I don't appreciate journalists who make a review about themselves, but bear with me...
The last United States election paralyzed me as a writer / creative individual / human being who, despite being a cynical ape, wants to have hope. "The only thing that saved me has always been music," wrote the Beastie Boys; but in the weeks after shocking results of who will represent a place I call home, I could function only by listening to my nostalgic classics: Joy Division, Bauhaus, Can, Depeche Mode, Penderecki, Takemitsu. No new music for me while I'm hiding under this blanket.
But I dragged myself down to the studio one day, put iTunes on album shuffle, laid on the floor, and The Presence of Air Particles Ignited by Memory (serendipitously) popped up on random. Having 400 GB of music — some of which I've never listened to more than once — I had no idea what this was. I shut my eyes and let these five bubbles nudge me around before looking at my monitor to identify these wonderful noisemakers.
The trio of Ernesto Rodrigues (viola, harp, objects), Katsura Yamauchi (alto saxophone) and Carlos Santos (electronics) creates a meditative soundscape founded in drone, loose pulses and a breathy undertow. Each work is a deep, labored procession of inhale and exhale.
The fourteen-minute "Presence" induces a relaxed swaying from side to side, as if slowly twirling a dress in front of a mirror, or lovingly kneading bubbles out of clay. Supple warm, synthetic waves fill a backdrop for key clacks, staccato, reedy riffs; Rodrigues' forceful drag across viola (or harp?) puts a near Hendrix attack over the calm. The electrical big screen remains, while Yamauchi provides a subtle counterpoint of light, wheezing swells, and Rodrigues occasionally pops up with springy pizzicato blips. After a brief stint of Santos assuming control of the airwaves with a complex, evolving set of harmonic waves, he peels back in lieu of a duet of viola and sax engaged in a caress of whispers and coarse bowing. "Air" roots itself in a hushed, arpeggiated sax ostinato in the left speaker, Santos' distant hums in the middle and Rodrigues clawing and gnawing from mid-range to the highest rung on the fretboard.

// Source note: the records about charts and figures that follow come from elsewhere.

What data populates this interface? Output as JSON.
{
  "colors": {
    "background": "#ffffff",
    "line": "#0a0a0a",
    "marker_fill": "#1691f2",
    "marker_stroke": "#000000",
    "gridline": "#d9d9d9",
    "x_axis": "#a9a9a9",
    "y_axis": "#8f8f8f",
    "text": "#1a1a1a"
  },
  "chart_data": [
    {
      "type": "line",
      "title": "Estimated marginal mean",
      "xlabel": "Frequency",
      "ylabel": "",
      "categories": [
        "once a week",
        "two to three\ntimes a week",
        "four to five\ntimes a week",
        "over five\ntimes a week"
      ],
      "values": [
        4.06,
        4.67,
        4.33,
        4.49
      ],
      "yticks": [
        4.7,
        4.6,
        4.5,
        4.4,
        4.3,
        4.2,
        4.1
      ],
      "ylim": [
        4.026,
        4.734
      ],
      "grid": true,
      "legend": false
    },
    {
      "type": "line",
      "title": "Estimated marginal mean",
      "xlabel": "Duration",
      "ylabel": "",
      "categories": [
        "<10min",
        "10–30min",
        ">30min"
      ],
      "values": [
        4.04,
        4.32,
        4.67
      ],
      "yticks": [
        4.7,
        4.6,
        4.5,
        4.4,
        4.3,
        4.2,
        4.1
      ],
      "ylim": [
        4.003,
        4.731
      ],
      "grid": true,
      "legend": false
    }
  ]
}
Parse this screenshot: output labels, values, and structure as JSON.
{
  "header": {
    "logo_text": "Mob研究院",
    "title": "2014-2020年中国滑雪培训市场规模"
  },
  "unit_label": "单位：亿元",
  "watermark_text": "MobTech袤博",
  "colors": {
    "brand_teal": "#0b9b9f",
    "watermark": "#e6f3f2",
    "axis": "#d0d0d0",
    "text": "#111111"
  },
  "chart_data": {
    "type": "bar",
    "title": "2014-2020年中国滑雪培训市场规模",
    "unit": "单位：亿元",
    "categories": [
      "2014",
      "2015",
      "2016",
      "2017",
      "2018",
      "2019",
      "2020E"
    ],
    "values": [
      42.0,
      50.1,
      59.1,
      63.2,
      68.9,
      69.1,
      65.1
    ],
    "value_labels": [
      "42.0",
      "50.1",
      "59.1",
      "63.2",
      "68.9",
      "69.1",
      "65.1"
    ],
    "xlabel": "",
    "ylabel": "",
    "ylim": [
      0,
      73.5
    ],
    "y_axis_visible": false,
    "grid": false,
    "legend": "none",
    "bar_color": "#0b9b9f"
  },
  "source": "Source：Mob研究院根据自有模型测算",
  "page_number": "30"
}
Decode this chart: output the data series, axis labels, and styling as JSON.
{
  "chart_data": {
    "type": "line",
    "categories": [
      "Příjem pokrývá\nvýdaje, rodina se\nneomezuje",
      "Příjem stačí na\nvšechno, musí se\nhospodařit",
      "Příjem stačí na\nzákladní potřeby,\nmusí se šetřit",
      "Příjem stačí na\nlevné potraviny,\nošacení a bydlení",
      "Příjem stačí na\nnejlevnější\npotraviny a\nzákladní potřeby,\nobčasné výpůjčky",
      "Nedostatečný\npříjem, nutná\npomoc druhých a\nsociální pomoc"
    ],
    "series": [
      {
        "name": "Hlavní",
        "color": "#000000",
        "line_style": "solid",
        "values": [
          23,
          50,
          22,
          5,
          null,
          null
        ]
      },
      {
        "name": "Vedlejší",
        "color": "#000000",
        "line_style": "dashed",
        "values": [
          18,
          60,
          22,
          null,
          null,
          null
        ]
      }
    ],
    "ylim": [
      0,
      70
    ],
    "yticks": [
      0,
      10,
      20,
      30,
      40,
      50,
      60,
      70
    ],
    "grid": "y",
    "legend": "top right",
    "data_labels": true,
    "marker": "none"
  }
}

Bits of ideas (i.e. crackling AM radio sounds, woody wrenching and blurry percussive knocks) are added to the group's aesthetic throughout, but the abovementioned approach is explored to its last. Everything is emotionally neutral, guarded, the three musicians supporting each other as a pod and alternating roles on who should eke the piece forward. However, the closer, "Memory," is the effect of blinds suddenly drawn and an acclimation to a warmth after enduring a frigid night, or the first whiffs of fresh air after crawling from the depths of a cave. That isn't a negative reflection on the previous four works, but an assertion that "Memory" is the perfect, unexpected closure. The piece hangs around with a focus on gentle strokes and cloud-like gestures (plus an ensemble augmentation courtesy of Santos). Consonance is obtained — not by a familiar major chord, but in the impression that the music is moving, no longer static.
The Presence of Air Particles Ignited by Memory is a reminder to me that there is something beyond the 4/4, vanilla I IV V chord progression. It is free and reaches through nebulae and black holes to return with the notion that there is still creativity to be mined in a world that wants to kill us.